Appellant also calls attention to this instruction as being defective because it does not submit separately the questions of loss and depreciation as applied to each group of property in the way mention*553ed in the policy.- It is held in Trabue v. Dwelling House Ins. Co., 121 Mo. 75, 86, 25 S. W. 848, that a policy of this kind constitutes a divisible or sever-able contract as to each group. In Crossan v. The Pennsylvania Fire Insurance Co., 133 Mo. App. 537, 540, 113 S. W. 704, it is held error to instruct on the measure of damages as fixed by the total of these various sums. The instructions can easily be so framed, if there is another trial, as to meet the rules laid down in those opinions. It is useless for us to discuss this question as applied to the facts here.

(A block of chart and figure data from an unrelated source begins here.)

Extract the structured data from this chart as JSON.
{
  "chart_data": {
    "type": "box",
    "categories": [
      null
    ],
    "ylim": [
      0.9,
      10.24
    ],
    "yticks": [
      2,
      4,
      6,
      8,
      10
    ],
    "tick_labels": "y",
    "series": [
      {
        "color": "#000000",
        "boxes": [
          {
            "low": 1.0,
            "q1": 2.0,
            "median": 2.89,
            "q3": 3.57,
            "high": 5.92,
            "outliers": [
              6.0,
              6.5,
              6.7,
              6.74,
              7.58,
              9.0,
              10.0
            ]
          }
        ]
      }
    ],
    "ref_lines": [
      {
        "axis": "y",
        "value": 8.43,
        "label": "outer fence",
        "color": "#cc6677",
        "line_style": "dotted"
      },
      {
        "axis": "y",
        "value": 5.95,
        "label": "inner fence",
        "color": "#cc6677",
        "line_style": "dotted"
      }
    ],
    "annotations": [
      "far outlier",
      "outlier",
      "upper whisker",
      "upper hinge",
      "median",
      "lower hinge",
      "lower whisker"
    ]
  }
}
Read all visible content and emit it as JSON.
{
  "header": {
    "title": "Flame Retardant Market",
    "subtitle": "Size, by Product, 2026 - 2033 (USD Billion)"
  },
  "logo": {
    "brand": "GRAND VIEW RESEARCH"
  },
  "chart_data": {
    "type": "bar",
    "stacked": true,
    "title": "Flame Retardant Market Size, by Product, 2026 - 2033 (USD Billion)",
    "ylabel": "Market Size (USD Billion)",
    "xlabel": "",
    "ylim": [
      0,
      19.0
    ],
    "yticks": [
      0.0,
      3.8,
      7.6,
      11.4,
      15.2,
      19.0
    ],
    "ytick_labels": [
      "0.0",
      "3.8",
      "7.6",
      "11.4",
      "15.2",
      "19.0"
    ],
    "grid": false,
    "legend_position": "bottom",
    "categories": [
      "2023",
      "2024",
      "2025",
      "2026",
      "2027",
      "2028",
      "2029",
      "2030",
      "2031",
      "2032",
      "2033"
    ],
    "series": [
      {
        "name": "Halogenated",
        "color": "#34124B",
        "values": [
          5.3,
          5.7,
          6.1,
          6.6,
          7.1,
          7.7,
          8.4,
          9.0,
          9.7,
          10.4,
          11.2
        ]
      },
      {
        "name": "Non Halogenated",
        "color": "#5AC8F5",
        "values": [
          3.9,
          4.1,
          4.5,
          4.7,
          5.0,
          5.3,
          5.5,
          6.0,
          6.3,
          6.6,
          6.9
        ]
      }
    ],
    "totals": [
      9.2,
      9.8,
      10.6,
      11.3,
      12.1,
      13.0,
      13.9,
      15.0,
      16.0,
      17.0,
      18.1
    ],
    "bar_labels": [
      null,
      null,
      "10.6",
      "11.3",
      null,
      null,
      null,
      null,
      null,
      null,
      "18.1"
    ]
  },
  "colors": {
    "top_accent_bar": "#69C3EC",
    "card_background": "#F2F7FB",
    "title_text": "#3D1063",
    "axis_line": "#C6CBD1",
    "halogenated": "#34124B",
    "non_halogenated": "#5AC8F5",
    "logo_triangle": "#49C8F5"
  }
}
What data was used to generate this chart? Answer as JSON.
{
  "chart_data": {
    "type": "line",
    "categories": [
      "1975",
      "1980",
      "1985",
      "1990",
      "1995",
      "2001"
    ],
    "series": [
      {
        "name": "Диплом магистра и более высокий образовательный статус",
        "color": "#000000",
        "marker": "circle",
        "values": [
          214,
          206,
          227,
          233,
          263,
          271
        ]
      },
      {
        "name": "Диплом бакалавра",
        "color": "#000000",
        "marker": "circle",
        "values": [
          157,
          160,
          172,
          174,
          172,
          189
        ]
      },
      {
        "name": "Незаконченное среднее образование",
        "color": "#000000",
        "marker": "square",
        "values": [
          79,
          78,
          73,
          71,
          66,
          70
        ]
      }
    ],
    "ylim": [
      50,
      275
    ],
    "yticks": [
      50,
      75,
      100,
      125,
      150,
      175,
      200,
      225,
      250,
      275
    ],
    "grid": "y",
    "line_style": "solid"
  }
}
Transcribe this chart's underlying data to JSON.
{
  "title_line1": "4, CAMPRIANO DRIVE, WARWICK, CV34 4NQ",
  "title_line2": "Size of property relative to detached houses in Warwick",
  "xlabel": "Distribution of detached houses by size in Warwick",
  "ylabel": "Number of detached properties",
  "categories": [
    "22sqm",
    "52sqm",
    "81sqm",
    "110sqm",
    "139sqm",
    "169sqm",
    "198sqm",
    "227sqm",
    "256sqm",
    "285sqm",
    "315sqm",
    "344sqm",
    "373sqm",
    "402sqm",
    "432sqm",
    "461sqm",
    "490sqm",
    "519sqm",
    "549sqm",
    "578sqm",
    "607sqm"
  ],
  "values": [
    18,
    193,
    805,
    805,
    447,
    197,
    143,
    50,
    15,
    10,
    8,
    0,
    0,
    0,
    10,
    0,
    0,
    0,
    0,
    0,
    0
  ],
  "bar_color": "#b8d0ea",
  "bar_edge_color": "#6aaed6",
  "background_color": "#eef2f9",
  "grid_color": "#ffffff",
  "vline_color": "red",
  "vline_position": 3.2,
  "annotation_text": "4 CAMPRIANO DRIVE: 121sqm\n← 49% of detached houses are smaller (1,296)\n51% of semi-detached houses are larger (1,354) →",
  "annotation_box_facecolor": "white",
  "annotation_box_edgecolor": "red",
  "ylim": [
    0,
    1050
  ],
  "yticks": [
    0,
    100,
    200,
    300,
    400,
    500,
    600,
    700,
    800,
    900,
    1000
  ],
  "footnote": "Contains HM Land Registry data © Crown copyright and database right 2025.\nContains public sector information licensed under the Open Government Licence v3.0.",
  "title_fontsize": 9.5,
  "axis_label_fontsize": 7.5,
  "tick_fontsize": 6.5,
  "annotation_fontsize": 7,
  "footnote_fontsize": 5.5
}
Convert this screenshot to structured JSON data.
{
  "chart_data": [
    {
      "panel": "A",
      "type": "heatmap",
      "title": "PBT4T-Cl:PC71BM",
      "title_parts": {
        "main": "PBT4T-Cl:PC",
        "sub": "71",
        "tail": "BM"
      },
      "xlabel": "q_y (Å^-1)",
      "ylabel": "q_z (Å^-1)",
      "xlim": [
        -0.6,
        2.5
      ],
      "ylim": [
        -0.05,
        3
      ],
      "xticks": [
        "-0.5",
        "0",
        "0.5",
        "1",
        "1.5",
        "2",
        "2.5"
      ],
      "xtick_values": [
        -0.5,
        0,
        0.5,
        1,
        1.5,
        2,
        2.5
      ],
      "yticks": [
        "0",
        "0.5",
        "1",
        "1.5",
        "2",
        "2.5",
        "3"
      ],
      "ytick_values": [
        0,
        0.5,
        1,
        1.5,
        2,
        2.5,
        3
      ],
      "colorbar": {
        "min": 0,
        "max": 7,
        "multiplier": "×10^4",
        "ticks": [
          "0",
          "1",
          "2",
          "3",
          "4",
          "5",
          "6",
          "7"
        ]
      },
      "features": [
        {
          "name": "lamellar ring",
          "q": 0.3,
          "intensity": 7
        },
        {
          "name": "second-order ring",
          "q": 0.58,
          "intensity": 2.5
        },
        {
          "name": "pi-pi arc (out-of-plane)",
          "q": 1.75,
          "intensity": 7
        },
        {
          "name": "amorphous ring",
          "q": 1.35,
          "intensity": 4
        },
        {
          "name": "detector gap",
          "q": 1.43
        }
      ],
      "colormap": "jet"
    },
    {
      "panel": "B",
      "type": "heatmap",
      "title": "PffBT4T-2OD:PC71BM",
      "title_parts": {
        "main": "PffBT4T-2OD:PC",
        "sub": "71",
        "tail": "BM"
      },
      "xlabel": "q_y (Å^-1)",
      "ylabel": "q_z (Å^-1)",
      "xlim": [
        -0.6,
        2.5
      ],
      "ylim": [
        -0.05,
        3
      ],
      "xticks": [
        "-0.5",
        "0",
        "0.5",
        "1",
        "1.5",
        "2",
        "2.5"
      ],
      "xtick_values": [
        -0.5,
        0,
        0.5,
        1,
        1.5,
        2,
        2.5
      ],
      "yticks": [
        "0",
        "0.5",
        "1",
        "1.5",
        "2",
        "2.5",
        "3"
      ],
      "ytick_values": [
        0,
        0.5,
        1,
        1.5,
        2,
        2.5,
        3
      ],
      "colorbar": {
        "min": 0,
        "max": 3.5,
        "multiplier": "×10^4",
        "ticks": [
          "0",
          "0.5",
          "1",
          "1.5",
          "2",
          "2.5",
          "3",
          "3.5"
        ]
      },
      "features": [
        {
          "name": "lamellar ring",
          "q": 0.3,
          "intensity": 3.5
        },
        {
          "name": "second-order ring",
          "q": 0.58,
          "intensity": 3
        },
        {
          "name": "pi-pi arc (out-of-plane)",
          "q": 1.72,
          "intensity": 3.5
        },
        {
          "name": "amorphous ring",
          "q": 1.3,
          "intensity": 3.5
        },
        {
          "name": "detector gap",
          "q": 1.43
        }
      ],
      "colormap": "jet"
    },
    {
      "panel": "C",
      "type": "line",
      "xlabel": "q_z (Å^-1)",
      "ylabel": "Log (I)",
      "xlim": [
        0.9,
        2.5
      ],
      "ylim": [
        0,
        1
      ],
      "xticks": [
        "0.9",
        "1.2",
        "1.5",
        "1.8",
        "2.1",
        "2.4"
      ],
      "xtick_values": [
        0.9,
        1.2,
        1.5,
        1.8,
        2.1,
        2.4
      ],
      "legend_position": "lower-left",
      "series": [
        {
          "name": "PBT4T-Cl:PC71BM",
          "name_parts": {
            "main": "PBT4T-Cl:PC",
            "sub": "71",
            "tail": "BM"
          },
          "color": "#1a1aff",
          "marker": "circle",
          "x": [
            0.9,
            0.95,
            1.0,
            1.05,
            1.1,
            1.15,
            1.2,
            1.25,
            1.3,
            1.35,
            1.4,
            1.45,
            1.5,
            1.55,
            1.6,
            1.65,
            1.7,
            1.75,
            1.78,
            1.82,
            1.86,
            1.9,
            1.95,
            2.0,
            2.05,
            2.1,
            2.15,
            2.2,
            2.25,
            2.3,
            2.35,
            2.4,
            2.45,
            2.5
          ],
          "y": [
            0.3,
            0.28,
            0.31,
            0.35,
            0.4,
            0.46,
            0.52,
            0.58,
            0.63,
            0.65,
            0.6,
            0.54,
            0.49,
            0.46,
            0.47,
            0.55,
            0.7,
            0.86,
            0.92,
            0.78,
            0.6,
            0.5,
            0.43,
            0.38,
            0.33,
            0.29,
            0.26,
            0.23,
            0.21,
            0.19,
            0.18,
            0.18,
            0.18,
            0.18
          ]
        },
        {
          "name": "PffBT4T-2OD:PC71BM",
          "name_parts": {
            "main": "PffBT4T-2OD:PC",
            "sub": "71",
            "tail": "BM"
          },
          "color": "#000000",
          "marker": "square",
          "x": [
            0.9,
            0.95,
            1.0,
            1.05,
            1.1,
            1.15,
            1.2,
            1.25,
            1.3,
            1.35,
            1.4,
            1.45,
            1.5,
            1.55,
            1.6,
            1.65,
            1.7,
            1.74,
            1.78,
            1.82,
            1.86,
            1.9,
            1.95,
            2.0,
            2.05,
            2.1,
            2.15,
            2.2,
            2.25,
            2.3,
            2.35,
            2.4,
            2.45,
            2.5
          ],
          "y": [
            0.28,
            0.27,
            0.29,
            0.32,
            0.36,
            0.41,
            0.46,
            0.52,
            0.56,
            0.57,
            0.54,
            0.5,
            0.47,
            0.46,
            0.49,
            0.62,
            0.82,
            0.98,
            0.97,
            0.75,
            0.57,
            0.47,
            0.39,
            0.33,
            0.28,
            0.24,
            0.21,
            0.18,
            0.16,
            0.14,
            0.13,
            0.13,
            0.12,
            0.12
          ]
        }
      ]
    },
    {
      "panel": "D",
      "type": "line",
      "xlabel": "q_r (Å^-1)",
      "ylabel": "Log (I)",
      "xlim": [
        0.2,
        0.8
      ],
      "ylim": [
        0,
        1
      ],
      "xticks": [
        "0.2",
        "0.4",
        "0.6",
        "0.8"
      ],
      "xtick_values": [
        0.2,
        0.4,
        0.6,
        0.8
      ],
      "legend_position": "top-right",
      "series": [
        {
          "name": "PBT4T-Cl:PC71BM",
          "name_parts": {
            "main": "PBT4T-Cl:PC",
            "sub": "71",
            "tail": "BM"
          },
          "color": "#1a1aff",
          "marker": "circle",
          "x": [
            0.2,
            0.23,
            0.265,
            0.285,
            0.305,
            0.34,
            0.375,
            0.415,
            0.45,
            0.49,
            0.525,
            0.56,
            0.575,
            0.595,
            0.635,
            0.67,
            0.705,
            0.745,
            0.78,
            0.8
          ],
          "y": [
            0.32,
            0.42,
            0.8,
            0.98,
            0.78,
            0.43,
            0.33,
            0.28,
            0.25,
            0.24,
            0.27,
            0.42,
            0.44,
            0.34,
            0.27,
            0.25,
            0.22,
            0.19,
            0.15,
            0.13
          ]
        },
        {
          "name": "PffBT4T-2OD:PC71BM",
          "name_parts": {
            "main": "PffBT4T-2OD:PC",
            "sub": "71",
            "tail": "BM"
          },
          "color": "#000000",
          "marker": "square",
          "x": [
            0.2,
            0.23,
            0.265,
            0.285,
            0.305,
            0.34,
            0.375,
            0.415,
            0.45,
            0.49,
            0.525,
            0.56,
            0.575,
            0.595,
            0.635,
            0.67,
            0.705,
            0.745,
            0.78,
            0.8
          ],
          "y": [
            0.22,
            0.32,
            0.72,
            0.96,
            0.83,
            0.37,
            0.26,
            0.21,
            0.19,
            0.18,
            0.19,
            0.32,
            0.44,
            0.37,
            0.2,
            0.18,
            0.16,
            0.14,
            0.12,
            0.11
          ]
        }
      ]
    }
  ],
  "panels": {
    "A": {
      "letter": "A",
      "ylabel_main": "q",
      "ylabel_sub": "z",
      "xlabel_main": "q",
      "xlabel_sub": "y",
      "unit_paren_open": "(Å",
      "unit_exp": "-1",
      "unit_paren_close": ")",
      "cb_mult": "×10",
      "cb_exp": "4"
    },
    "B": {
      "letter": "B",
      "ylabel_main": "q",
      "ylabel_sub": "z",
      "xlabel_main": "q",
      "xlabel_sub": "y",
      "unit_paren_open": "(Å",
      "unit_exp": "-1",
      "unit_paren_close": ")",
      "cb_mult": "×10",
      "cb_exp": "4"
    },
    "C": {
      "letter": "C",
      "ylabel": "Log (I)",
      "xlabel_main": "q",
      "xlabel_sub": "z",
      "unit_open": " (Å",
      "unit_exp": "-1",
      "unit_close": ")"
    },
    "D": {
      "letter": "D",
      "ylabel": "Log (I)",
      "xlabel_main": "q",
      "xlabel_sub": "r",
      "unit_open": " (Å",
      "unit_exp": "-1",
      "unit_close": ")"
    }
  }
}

We are also of the opinion that in view of the facts and circumstances in this case that the jury should not have been authorized to assess any penalty or attorney’s fee, because it is shown in this case that the plaintiff: has been contending for and undertaking to collect far in excess of what, according to his own testimony, he is entitled to recover and it was not the intention and purpose of section 7068, Revised Statutes 1909 (as amended Laws 1011, page 282) to penalize an insurance company for resisting a claim, a material part of which it has good reason to believe is not due the plaintiff. [Weston v. American Ins. Co., 191 Mo. App. 282, 285, 177 S. W. 792; Patterson v. American Ins. Co., 174 Mo. App. 37, 44, 160 S. W. 59; Kahn v. London Assurance Corporation, 187 Mo. App. 216, 219, 173 S. W. 695.] At the time the plaintiff submitted his proof of .loss, which was about two months after the fire and after he had discussed the matter with defendant’s agent, he claimed the full $1000 for household, kitchen furniture, etc. At that time evidently the defendant was aware of the sworn statements made by the plaintiff in his schedules filed in bankruptcy and from that they had good reason to believe that the value of the personal property lost in the fire did not exceed $50 and that there had *554been a depreciation in value of the-real estate. "We assume in the absence of a showing to the contrary that the plaintiff was insisting upon full payment and that the defendant would have had to pay the full amount due or submit to litigation. It is true the defendant denied all liability in response to plaintiff’s demands but this would not make its refusal to pay vexatious until the plaintiff demanded practically no more than was unquestionably due and the defendant refused to pay that amount.
The instructions which were given by the trial judge and which were evidently modifications of instructions requested by the defendant should not upon a re-trial, if objected to by the plaintiff, be given because neither of them, for the reasons heretofore stated, properly declare the law.
The judgment is reversed and the' cause remanded. 1
Farrington and Sturgis, JJ., concur.